On how he hooked up with The Eels

"Patty Jenkins [Wonder Woman director] is a friend of mine. We got to meet each other when she did the movie Monster with Charlize Theron, because she wanted the song Don't Stop Believin' for a scene.

"She introduced me to The Eels' album Daisies Of The Galaxy and I just fell in love with it. Patty and I went to some of their shows, and then she introduced me to Mark [Everett, bandleader] and we hung out with him. He had a group of people he'd play croquet with in the back yard of his studio. They were brutal. They played for money and they were really good at it.

"Then they started asking, 'Well, are you going to sing a song with us?'

"Next thing I know, I showed up in Minneapolis at the Fitzgerald Theatre; and that was the first night I had walked out on stage in 25 years."

Taking his first steps back on stage

"It all came back to me. Meaning I only eat at 12 o'clock, and no more food for the rest of the day. I have to have an empty stomach when I'm singing because the diaphragm needs somewhere to go. Otherwise you'd be burping in front of everyone!

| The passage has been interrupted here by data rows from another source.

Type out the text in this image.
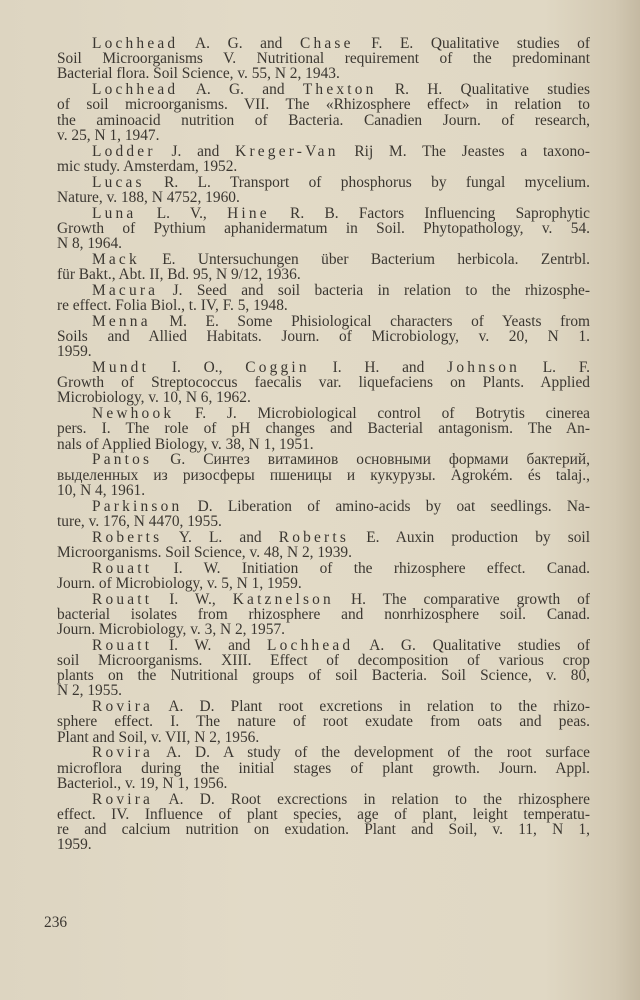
Lochhead A. G. and Chase F. E. Qualitative studies of
Soil Microorganisms V. Nutritional requirement of the predominant
Bacterial flora. Soil Science, v. 55, N 2, 1943.
Lochhead A. G. and Thexton R. H. Qualitative studies
of soil microorganisms. VII. The «Rhizosphere effect» in relation to
the aminoacid nutrition of Bacteria. Canadien Journ. of research,
v. 25, N 1, 1947.
Lodder J. and Kreger-Van Rij M. The Jeastes a taxono-
mic study. Amsterdam, 1952.
Lucas R. L. Transport of phosphorus by fungal mycelium.
Nature, v. 188, N 4752, 1960.
Luna L. V., Hine R. B. Factors Influencing Saprophytic
Growth of Pythium aphanidermatum in Soil. Phytopathology, v. 54.
N 8, 1964.
Mack E. Untersuchungen über Bacterium herbicola. Zentrbl.
für Bakt., Abt. II, Bd. 95, N 9/12, 1936.
Macura J. Seed and soil bacteria in relation to the rhizosphe-
re effect. Folia Biol., t. IV, F. 5, 1948.
Menna M. E. Some Phisiological characters of Yeasts from
Soils and Allied Habitats. Journ. of Microbiology, v. 20, N 1.
1959.
Mundt I. O., Coggin I. H. and Johnson L. F.
Growth of Streptococcus faecalis var. liquefaciens on Plants. Applied
Microbiology, v. 10, N 6, 1962.
Newhook F. J. Microbiological control of Botrytis cinerea
pers. I. The role of pH changes and Bacterial antagonism. The An-
nals of Applied Biology, v. 38, N 1, 1951.
Pantos G. Синтез витаминов основными формами бактерий,
выделенных из ризосферы пшеницы и кукурузы. Agrokém. és talaj.,
10, N 4, 1961.
Parkinson D. Liberation of amino-acids by oat seedlings. Na-
ture, v. 176, N 4470, 1955.
Roberts Y. L. and Roberts E. Auxin production by soil
Microorganisms. Soil Science, v. 48, N 2, 1939.
Rouatt I. W. Initiation of the rhizosphere effect. Canad.
Journ. of Microbiology, v. 5, N 1, 1959.
Rouatt I. W., Katznelson H. The comparative growth of
bacterial isolates from rhizosphere and nonrhizosphere soil. Canad.
Journ. Microbiology, v. 3, N 2, 1957.
Rouatt I. W. and Lochhead A. G. Qualitative studies of
soil Microorganisms. XIII. Effect of decomposition of various crop
plants on the Nutritional groups of soil Bacteria. Soil Science, v. 80,
N 2, 1955.
Rovira A. D. Plant root excretions in relation to the rhizo-
sphere effect. I. The nature of root exudate from oats and peas.
Plant and Soil, v. VII, N 2, 1956.
Rovira A. D. A study of the development of the root surface
microflora during the initial stages of plant growth. Journ. Appl.
Bacteriol., v. 19, N 1, 1956.
Rovira A. D. Root excrections in relation to the rhizosphere
effect. IV. Influence of plant species, age of plant, leight temperatu-
re and calcium nutrition on exudation. Plant and Soil, v. 11, N 1,
1959.
236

"About 10 o'clock, Eels did their first encore. Mark goes out there and he says, 'There's a guy here tonight, maybe you know him, maybe you don't. But he's backstage and we thought we would bring him out. Here's Steve Perry!'

"But I sat in the back and I waited - just to mess with him, to make him look stupid. And he's looking at me going, 'What's going on?'

"Then I stuck my head out and went, 'Now? Should I come out now?'

"I'd had no expectations because it was an indie crowd, a different generation, a different time. But the audience reacted like they knew me. So it was amazing."

On how he nearly ruined the last episode of The Sopranos

Image copyright HBO
Image caption James Gandolfini in the final episode of The Sopranos

"The Sopranos wanted Don't Stop Believin' for the last sequence of the whole series - but I said, 'I won't approve it until I know how it's used.'

"What I didn't want to see was the family getting whacked. Scorsese would do that. He would play something beautiful while people were getting gunned down. So I held out.

"I was still holding out on the Thursday - and it aired on the Sunday. Finally, they called and said, 'OK, we'll tell you the ending under one condition - that you can't tell anybody else.'

"You can see that they wrote the whole end sequence to the song. When I sing, 'Just a city boy,' the son comes in; and on the line, 'Street lights, people,' the daughter's trying to park underneath a street light. So they're really correlating the visuals to the moments of the song.

"If I hadn't given approval they'd have been screwed!"

Steve Perry's new album, Traces, is out now.